We can also use these models to try and predict the future. If we feed them some driving video as context we can sample tokens into the future autoregressively and continue the video clip. For the clip below the first 10 seconds is the context and then the next 10 seconds is predicted by the 9 million parameter model.

The prediction is surprisingly coherent and the general features like the sky and road remain mostly consistent until the end. In contrast this clip below is the next 10 seconds as predicted by a 0.2 million parameter model.

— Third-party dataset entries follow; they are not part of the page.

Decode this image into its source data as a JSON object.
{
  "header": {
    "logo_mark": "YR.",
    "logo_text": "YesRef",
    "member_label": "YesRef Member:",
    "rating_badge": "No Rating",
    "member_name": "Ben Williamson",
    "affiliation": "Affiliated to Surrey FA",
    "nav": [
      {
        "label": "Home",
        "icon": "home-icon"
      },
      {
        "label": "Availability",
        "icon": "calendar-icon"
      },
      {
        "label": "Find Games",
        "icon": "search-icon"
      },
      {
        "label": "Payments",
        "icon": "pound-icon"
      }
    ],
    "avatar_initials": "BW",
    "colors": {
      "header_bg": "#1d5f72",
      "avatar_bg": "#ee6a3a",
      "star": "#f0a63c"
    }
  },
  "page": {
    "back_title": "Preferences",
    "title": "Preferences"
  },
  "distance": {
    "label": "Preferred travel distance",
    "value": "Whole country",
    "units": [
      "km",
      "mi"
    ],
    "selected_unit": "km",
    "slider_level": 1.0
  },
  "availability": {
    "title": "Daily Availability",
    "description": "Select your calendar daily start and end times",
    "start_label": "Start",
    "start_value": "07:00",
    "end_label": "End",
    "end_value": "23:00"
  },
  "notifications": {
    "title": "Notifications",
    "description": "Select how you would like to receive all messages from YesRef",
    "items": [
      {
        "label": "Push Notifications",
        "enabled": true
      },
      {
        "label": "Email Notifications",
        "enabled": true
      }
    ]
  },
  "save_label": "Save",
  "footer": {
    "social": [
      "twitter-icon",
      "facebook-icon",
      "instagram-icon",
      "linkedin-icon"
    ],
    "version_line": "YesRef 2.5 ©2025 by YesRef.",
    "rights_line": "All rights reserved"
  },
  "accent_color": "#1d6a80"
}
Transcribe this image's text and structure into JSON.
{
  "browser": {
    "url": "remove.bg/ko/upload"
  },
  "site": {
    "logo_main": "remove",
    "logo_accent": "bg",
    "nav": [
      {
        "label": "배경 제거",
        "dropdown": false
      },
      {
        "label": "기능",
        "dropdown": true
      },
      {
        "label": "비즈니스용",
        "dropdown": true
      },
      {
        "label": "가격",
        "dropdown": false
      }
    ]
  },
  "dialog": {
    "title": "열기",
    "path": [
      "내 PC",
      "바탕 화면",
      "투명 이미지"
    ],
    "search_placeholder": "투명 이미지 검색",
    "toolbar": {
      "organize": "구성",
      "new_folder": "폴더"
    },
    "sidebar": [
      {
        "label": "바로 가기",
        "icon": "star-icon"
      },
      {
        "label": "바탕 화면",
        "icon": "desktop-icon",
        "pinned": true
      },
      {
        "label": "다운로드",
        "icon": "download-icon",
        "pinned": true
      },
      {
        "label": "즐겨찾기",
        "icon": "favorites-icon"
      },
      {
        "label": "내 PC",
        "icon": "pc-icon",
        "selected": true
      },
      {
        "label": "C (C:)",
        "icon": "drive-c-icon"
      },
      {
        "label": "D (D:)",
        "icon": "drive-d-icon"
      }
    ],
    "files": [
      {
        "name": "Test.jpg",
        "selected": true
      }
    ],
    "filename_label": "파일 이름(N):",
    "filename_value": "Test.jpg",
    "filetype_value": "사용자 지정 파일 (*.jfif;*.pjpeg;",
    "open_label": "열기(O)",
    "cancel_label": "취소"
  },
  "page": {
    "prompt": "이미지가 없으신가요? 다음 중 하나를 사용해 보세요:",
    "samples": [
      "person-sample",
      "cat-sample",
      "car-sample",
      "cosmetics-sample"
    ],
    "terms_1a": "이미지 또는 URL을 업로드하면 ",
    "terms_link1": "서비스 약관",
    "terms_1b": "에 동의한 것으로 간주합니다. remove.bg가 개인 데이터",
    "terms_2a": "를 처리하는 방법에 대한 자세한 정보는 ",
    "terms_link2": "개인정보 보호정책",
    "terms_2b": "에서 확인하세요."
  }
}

It very quickly diverges after the 10 second mark until it is not even recognizable as the original clip. The scene changes between night and day and various random things appear to pop into the frame randomly. This is a very nice visual way to compare the two models and seems much more telling than simply saying one has a lower cross entropy than the other.

final remarks

So the final results are a compression ratio of 2.9 and a decoding time of 3 hours. Obviously there is still room for improvement here, in both compression ratio and the speed of decoding. You could quantize the model to 8 or 4 bits or do weight tying between the encoder and decoder or not even store a model at all and learn it as you decode.

I think this last one is the most promising for getting very high compression ratios. Since you don't have to send a model you can make it as large as you want and larger models are more sample efficient so the compression ratio will improve the larger you make it even when training on the same data. The only problem here is of course speed because you have to retrain the model from scratch every single time you want to compress or decompress the data.

The most obvious way to increase the decompression speed is to use multiple GPUs. Running 4 GPUs decoding sequences in parallel would make decompression 4 times faster and even more would probably bring the compression times into the practical range.

Finally I would like to thank Comma for putting on this challenge, it was very fun!